The existence of a diaspora also reassures investors in India. “Where we find Indians living, we feel at home,” says Sanjay Kirloskar, chairman of the Kirloskar Group, an Indian firm that is building pumping stations in 25 African countries. As a result, Indian companies tend to be more integrated into the local economy than China's. They employ more Africans than do Chinese firms, who often import workers. Indian firms may thus be less vulnerable to a populist backlash.

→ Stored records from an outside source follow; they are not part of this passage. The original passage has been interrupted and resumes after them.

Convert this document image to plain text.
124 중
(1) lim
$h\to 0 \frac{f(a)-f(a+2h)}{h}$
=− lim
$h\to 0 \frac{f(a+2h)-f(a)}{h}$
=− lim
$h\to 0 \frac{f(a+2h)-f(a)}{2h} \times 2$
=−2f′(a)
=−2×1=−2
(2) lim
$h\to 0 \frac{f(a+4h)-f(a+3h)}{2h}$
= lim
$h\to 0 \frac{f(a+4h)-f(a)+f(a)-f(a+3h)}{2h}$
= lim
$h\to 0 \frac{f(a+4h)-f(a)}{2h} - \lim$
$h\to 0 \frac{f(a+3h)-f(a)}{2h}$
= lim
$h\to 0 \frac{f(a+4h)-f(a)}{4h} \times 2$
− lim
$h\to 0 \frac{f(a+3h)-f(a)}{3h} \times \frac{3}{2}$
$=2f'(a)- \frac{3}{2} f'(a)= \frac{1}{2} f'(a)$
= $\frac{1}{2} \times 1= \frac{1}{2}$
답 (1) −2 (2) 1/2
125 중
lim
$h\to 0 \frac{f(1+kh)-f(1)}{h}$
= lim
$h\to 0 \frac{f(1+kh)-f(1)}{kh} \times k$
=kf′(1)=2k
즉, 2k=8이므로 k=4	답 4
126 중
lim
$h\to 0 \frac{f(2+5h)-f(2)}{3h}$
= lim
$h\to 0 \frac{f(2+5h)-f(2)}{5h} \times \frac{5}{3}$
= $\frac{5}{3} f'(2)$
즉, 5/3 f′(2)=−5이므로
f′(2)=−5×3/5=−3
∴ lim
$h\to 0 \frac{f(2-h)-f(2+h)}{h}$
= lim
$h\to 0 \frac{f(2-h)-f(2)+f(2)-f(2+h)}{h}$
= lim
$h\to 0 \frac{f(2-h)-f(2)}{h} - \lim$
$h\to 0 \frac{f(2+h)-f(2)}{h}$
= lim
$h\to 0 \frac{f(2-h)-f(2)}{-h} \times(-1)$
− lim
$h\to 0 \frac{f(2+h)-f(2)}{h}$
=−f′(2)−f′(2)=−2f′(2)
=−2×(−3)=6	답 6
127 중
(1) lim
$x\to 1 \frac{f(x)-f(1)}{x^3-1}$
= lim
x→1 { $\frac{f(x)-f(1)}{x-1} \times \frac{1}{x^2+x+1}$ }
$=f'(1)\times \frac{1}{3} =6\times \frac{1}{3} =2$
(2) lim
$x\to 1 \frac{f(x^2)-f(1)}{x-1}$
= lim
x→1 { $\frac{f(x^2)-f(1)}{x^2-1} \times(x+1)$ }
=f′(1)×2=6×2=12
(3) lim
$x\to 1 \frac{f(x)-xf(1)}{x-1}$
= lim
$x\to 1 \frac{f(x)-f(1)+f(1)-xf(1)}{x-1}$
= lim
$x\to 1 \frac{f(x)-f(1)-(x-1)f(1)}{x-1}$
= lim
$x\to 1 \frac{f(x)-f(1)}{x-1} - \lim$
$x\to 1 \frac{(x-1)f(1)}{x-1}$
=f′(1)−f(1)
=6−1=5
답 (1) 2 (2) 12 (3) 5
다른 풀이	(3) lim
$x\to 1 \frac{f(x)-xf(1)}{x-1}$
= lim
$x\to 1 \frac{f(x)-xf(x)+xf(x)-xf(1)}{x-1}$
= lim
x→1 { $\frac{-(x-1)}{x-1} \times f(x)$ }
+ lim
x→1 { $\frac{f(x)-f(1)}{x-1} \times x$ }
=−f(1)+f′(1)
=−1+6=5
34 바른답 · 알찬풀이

As so often with awkward neighbours, India dislikes being mentioned in the same breath as China. And in any discussion of geopolitics and Africa, where China's race for resources tends to be called neo-imperial, any mention of parallels makes India squirm. So the talk at this week's summit was not about resources but about India's contribution to African development. To make it clear that this was not a rerun of the Beijing shindig in 2006, the format in Delhi was as different as possible. For the visitors, though, these distinctions mattered little. Treated to some fine luxury, far from any sanitation project, all they smelt was opportunity.